1.01.2018

Knee-jerk review: "The Greatest Showman"

1. This big, sweeping musical often plays like a spinoff of Baz Luhrmann's 2001 masterpiece Moulin Rogue in the way it blends lush period art design with a slick contemporary look and modern-sounding songs.
2. It also remakes the sleazy scoundrel PT Barnum into a heroic entrepreneur, which can get a little uncomfortable if you stop to think about it.
3. To the filmmakers' credit, they do give Barnum a pretty significant flaw: a selfish desire to gain the approval of old money society at any cost, even if it means straining his marriage, risking all of his money, or even turning his back on friends and colleagues.  So we suppose it's not a complete hagiography.
4. We do wonder why the movie got made.  Exactly whose passion project was this?  Who was determined to make a musical about Barnum? 
5. Rebecca Ferguson has our attention now.  Striking.

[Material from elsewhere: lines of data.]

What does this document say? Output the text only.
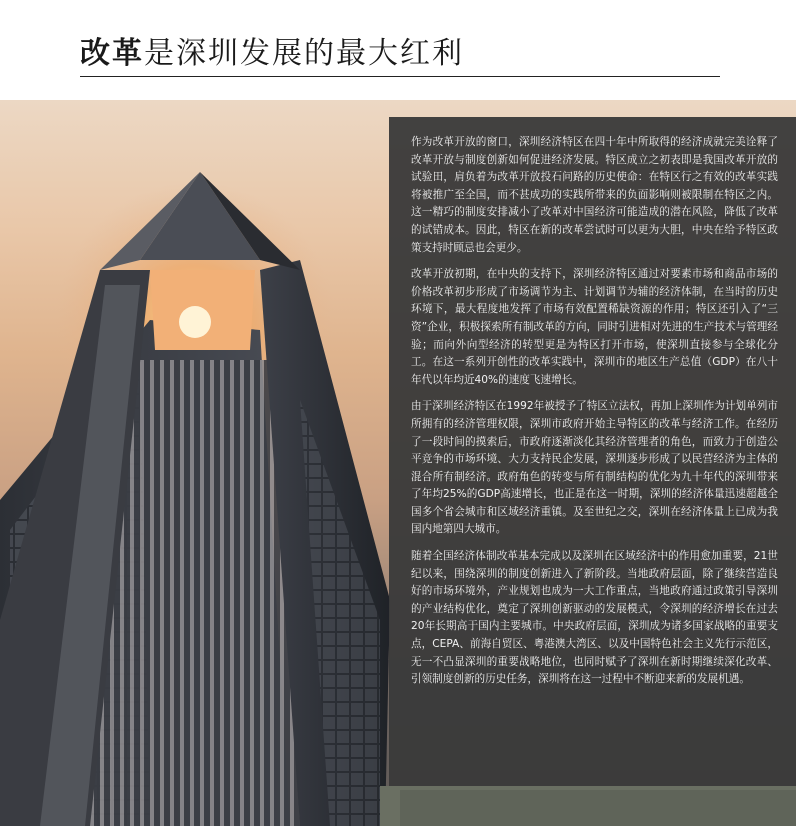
改革是深圳发展的最大红利

作为改革开放的窗口，深圳经济特区在四十年中所取得的经济成就完美诠释了改革开放与制度创新如何促进经济发展。特区成立之初表即是我国改革开放的试验田，肩负着为改革开放投石问路的历史使命：在特区行之有效的改革实践将被推广至全国，而不甚成功的实践所带来的负面影响则被限制在特区之内。这一精巧的制度安排减小了改革对中国经济可能造成的潜在风险，降低了改革的试错成本。因此，特区在新的改革尝试时可以更为大胆，中央在给予特区政策支持时顾忌也会更少。

改革开放初期，在中央的支持下，深圳经济特区通过对要素市场和商品市场的价格改革初步形成了市场调节为主、计划调节为辅的经济体制，在当时的历史环境下，最大程度地发挥了市场有效配置稀缺资源的作用；特区还引入了“三资”企业，积极探索所有制改革的方向，同时引进相对先进的生产技术与管理经验；而向外向型经济的转型更是为特区打开市场，使深圳直接参与全球化分工。在这一系列开创性的改革实践中，深圳市的地区生产总值（GDP）在八十年代以年均近40%的速度飞速增长。

由于深圳经济特区在1992年被授予了特区立法权，再加上深圳作为计划单列市所拥有的经济管理权限，深圳市政府开始主导特区的改革与经济工作。在经历了一段时间的摸索后，市政府逐渐淡化其经济管理者的角色，而致力于创造公平竞争的市场环境、大力支持民企发展，深圳逐步形成了以民营经济为主体的混合所有制经济。政府角色的转变与所有制结构的优化为九十年代的深圳带来了年均25%的GDP高速增长，也正是在这一时期，深圳的经济体量迅速超越全国多个省会城市和区域经济重镇。及至世纪之交，深圳在经济体量上已成为我国内地第四大城市。

随着全国经济体制改革基本完成以及深圳在区域经济中的作用愈加重要，21世纪以来，围绕深圳的制度创新进入了新阶段。当地政府层面，除了继续营造良好的市场环境外，产业规划也成为一大工作重点，当地政府通过政策引导深圳的产业结构优化，奠定了深圳创新驱动的发展模式，令深圳的经济增长在过去20年长期高于国内主要城市。中央政府层面，深圳成为诸多国家战略的重要支点，CEPA、前海自贸区、粤港澳大湾区、以及中国特色社会主义先行示范区，无一不凸显深圳的重要战略地位，也同时赋予了深圳在新时期继续深化改革、引领制度创新的历史任务，深圳将在这一过程中不断迎来新的发展机遇。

6. In addition to being a musical, the movie also gives a big role to Barnum's freak show "oddities." The bearded lady has a solo, people.
7. So, all in all, it's a pretty weird movie.  Not to say we didn't find it entertaining and rousing. It's just... odd.  Note also that the TV spots make no mention of the songs or the oddities.  It's like they knew better than to show the "real" movie.
8. There's no denying the considerable charisma of star Hugh Jackman.
9. But the movie's two best scenes feature song-and-dance bits with Zac Efron (a fun two-handed number with Jackman and Efron at a bar, then a grandly choreographed acrobat sequence with Efron's love interest Zendaya).
10. Poor Michele Williams is underused, here asked to do little more than glow winsomely.
11. Engaging despite the overall strangeness of the story.